There is a debate about whether the German NPD is National Socialist and there have been attempts to ban it.

====Mein Kampf====
Printing and public distribution of Hitler's book Mein Kampf was not allowed by the copyright holder, the state of Bavaria, which acquired the copyright after Hitler's death in 1945 since it was the location of his official residence. The copyright expired at the end of 2015. Private ownership and trade is allowed so long as it does not "promote hatred or war". The lesser-known "Second Book" is legal to print and trade, but it appears on the Index.

====Holocaust denial====

Holocaust denial is a crime in Germany. § 130(3) of the StGB (German penal code) reads:

He who, publicly or in assembly, approves, denies, or trivializes genocide committed under the regime of National Socialism in a way that is suitable to disturb the public peace, is subject to imprisonment up to 5 years or a monetary fine.

Perpetrators of Holocaust denial can be tried in absentia and declared persona non grata, thus being barred from entering the country. Extradition treaties as relate to Holocaust denial are subject to political asylum pleas, but a persona non grata who enters Germany can be immediately arrested. Furthermore, a German arrest warrant based on the offense of Holocaust denial is deemed executable in many EU states, thus, a Holocaust denier's entry into any EU state could lead to arrest and extradition to Germany (or any other state where such denial is an offense, such as Austria, and which has issued an arrest warrant).

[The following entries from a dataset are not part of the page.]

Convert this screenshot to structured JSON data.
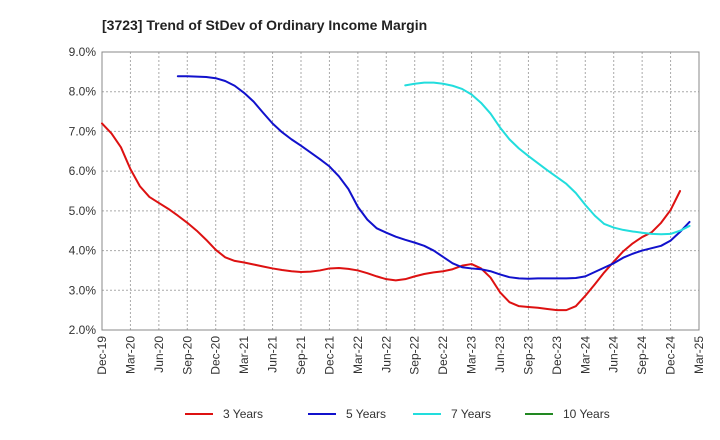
{
  "chart_data": {
    "type": "line",
    "title": "[3723]  Trend of StDev of Ordinary Income Margin",
    "xlabel": "",
    "ylabel": "",
    "ylim": [
      2.0,
      9.0
    ],
    "y_ticks": [
      "2.0%",
      "3.0%",
      "4.0%",
      "5.0%",
      "6.0%",
      "7.0%",
      "8.0%",
      "9.0%"
    ],
    "x_ticks": [
      "Dec-19",
      "Mar-20",
      "Jun-20",
      "Sep-20",
      "Dec-20",
      "Mar-21",
      "Jun-21",
      "Sep-21",
      "Dec-21",
      "Mar-22",
      "Jun-22",
      "Sep-22",
      "Dec-22",
      "Mar-23",
      "Jun-23",
      "Sep-23",
      "Dec-23",
      "Mar-24",
      "Jun-24",
      "Sep-24",
      "Dec-24",
      "Mar-25"
    ],
    "grid": true,
    "legend_position": "bottom",
    "series": [
      {
        "name": "3 Years",
        "color": "#dd1111",
        "points": [
          [
            "Dec-19",
            7.2
          ],
          [
            "Jan-20",
            6.95
          ],
          [
            "Feb-20",
            6.6
          ],
          [
            "Mar-20",
            6.05
          ],
          [
            "Apr-20",
            5.62
          ],
          [
            "May-20",
            5.35
          ],
          [
            "Jun-20",
            5.2
          ],
          [
            "Jul-20",
            5.05
          ],
          [
            "Aug-20",
            4.88
          ],
          [
            "Sep-20",
            4.7
          ],
          [
            "Oct-20",
            4.5
          ],
          [
            "Nov-20",
            4.27
          ],
          [
            "Dec-20",
            4.02
          ],
          [
            "Jan-21",
            3.83
          ],
          [
            "Feb-21",
            3.74
          ],
          [
            "Mar-21",
            3.7
          ],
          [
            "Apr-21",
            3.65
          ],
          [
            "May-21",
            3.6
          ],
          [
            "Jun-21",
            3.55
          ],
          [
            "Jul-21",
            3.51
          ],
          [
            "Aug-21",
            3.48
          ],
          [
            "Sep-21",
            3.46
          ],
          [
            "Oct-21",
            3.47
          ],
          [
            "Nov-21",
            3.5
          ],
          [
            "Dec-21",
            3.55
          ],
          [
            "Jan-22",
            3.56
          ],
          [
            "Feb-22",
            3.54
          ],
          [
            "Mar-22",
            3.5
          ],
          [
            "Apr-22",
            3.43
          ],
          [
            "May-22",
            3.35
          ],
          [
            "Jun-22",
            3.28
          ],
          [
            "Jul-22",
            3.25
          ],
          [
            "Aug-22",
            3.28
          ],
          [
            "Sep-22",
            3.35
          ],
          [
            "Oct-22",
            3.41
          ],
          [
            "Nov-22",
            3.45
          ],
          [
            "Dec-22",
            3.48
          ],
          [
            "Jan-23",
            3.53
          ],
          [
            "Feb-23",
            3.62
          ],
          [
            "Mar-23",
            3.66
          ],
          [
            "Apr-23",
            3.55
          ],
          [
            "May-23",
            3.32
          ],
          [
            "Jun-23",
            2.95
          ],
          [
            "Jul-23",
            2.7
          ],
          [
            "Aug-23",
            2.6
          ],
          [
            "Sep-23",
            2.58
          ],
          [
            "Oct-23",
            2.56
          ],
          [
            "Nov-23",
            2.53
          ],
          [
            "Dec-23",
            2.5
          ],
          [
            "Jan-24",
            2.5
          ],
          [
            "Feb-24",
            2.6
          ],
          [
            "Mar-24",
            2.86
          ],
          [
            "Apr-24",
            3.15
          ],
          [
            "May-24",
            3.45
          ],
          [
            "Jun-24",
            3.72
          ],
          [
            "Jul-24",
            3.98
          ],
          [
            "Aug-24",
            4.18
          ],
          [
            "Sep-24",
            4.34
          ],
          [
            "Oct-24",
            4.46
          ],
          [
            "Nov-24",
            4.7
          ],
          [
            "Dec-24",
            5.02
          ],
          [
            "Jan-25",
            5.5
          ]
        ]
      },
      {
        "name": "5 Years",
        "color": "#1111cc",
        "points": [
          [
            "Aug-20",
            8.39
          ],
          [
            "Sep-20",
            8.39
          ],
          [
            "Oct-20",
            8.38
          ],
          [
            "Nov-20",
            8.37
          ],
          [
            "Dec-20",
            8.34
          ],
          [
            "Jan-21",
            8.27
          ],
          [
            "Feb-21",
            8.15
          ],
          [
            "Mar-21",
            7.97
          ],
          [
            "Apr-21",
            7.75
          ],
          [
            "May-21",
            7.47
          ],
          [
            "Jun-21",
            7.2
          ],
          [
            "Jul-21",
            6.98
          ],
          [
            "Aug-21",
            6.8
          ],
          [
            "Sep-21",
            6.64
          ],
          [
            "Oct-21",
            6.47
          ],
          [
            "Nov-21",
            6.3
          ],
          [
            "Dec-21",
            6.12
          ],
          [
            "Jan-22",
            5.87
          ],
          [
            "Feb-22",
            5.55
          ],
          [
            "Mar-22",
            5.1
          ],
          [
            "Apr-22",
            4.78
          ],
          [
            "May-22",
            4.56
          ],
          [
            "Jun-22",
            4.45
          ],
          [
            "Jul-22",
            4.35
          ],
          [
            "Aug-22",
            4.27
          ],
          [
            "Sep-22",
            4.2
          ],
          [
            "Oct-22",
            4.12
          ],
          [
            "Nov-22",
            4.0
          ],
          [
            "Dec-22",
            3.84
          ],
          [
            "Jan-23",
            3.68
          ],
          [
            "Feb-23",
            3.58
          ],
          [
            "Mar-23",
            3.55
          ],
          [
            "Apr-23",
            3.53
          ],
          [
            "May-23",
            3.48
          ],
          [
            "Jun-23",
            3.4
          ],
          [
            "Jul-23",
            3.33
          ],
          [
            "Aug-23",
            3.3
          ],
          [
            "Sep-23",
            3.29
          ],
          [
            "Oct-23",
            3.3
          ],
          [
            "Nov-23",
            3.3
          ],
          [
            "Dec-23",
            3.3
          ],
          [
            "Jan-24",
            3.3
          ],
          [
            "Feb-24",
            3.31
          ],
          [
            "Mar-24",
            3.35
          ],
          [
            "Apr-24",
            3.46
          ],
          [
            "May-24",
            3.57
          ],
          [
            "Jun-24",
            3.68
          ],
          [
            "Jul-24",
            3.82
          ],
          [
            "Aug-24",
            3.92
          ],
          [
            "Sep-24",
            4.0
          ],
          [
            "Oct-24",
            4.06
          ],
          [
            "Nov-24",
            4.12
          ],
          [
            "Dec-24",
            4.25
          ],
          [
            "Jan-25",
            4.47
          ],
          [
            "Feb-25",
            4.72
          ]
        ]
      },
      {
        "name": "7 Years",
        "color": "#22dddd",
        "points": [
          [
            "Aug-22",
            8.16
          ],
          [
            "Sep-22",
            8.2
          ],
          [
            "Oct-22",
            8.23
          ],
          [
            "Nov-22",
            8.23
          ],
          [
            "Dec-22",
            8.2
          ],
          [
            "Jan-23",
            8.15
          ],
          [
            "Feb-23",
            8.07
          ],
          [
            "Mar-23",
            7.93
          ],
          [
            "Apr-23",
            7.72
          ],
          [
            "May-23",
            7.45
          ],
          [
            "Jun-23",
            7.1
          ],
          [
            "Jul-23",
            6.8
          ],
          [
            "Aug-23",
            6.57
          ],
          [
            "Sep-23",
            6.38
          ],
          [
            "Oct-23",
            6.2
          ],
          [
            "Nov-23",
            6.02
          ],
          [
            "Dec-23",
            5.85
          ],
          [
            "Jan-24",
            5.68
          ],
          [
            "Feb-24",
            5.45
          ],
          [
            "Mar-24",
            5.15
          ],
          [
            "Apr-24",
            4.88
          ],
          [
            "May-24",
            4.67
          ],
          [
            "Jun-24",
            4.58
          ],
          [
            "Jul-24",
            4.52
          ],
          [
            "Aug-24",
            4.48
          ],
          [
            "Sep-24",
            4.45
          ],
          [
            "Oct-24",
            4.42
          ],
          [
            "Nov-24",
            4.41
          ],
          [
            "Dec-24",
            4.42
          ],
          [
            "Jan-25",
            4.5
          ],
          [
            "Feb-25",
            4.62
          ]
        ]
      },
      {
        "name": "10 Years",
        "color": "#228822",
        "points": []
      }
    ]
  }
}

Among those who have been charged with Holocaust denial in Germany are the following:

- David Irving, who was declared persona non grata and has not returned to Germany;
- Germar Rudolf, who was sentenced to prison but fled jurisdiction; he was deported from the United States in 2005;
- Ernst Zündel, received a five-year prison sentence on February 15, 2007 in Germany,
- Fredrick Töben, an Australian citizen, who had an appointment with a German public prosecutor in Mannheim with whom he wanted to discuss Holocaust denial; at the end of the conversation with the prosecutor, Toben was presented an arrest warrant which the prosecutor had already obtained beforehand. A German court sentenced him to a prison sentence of ten months.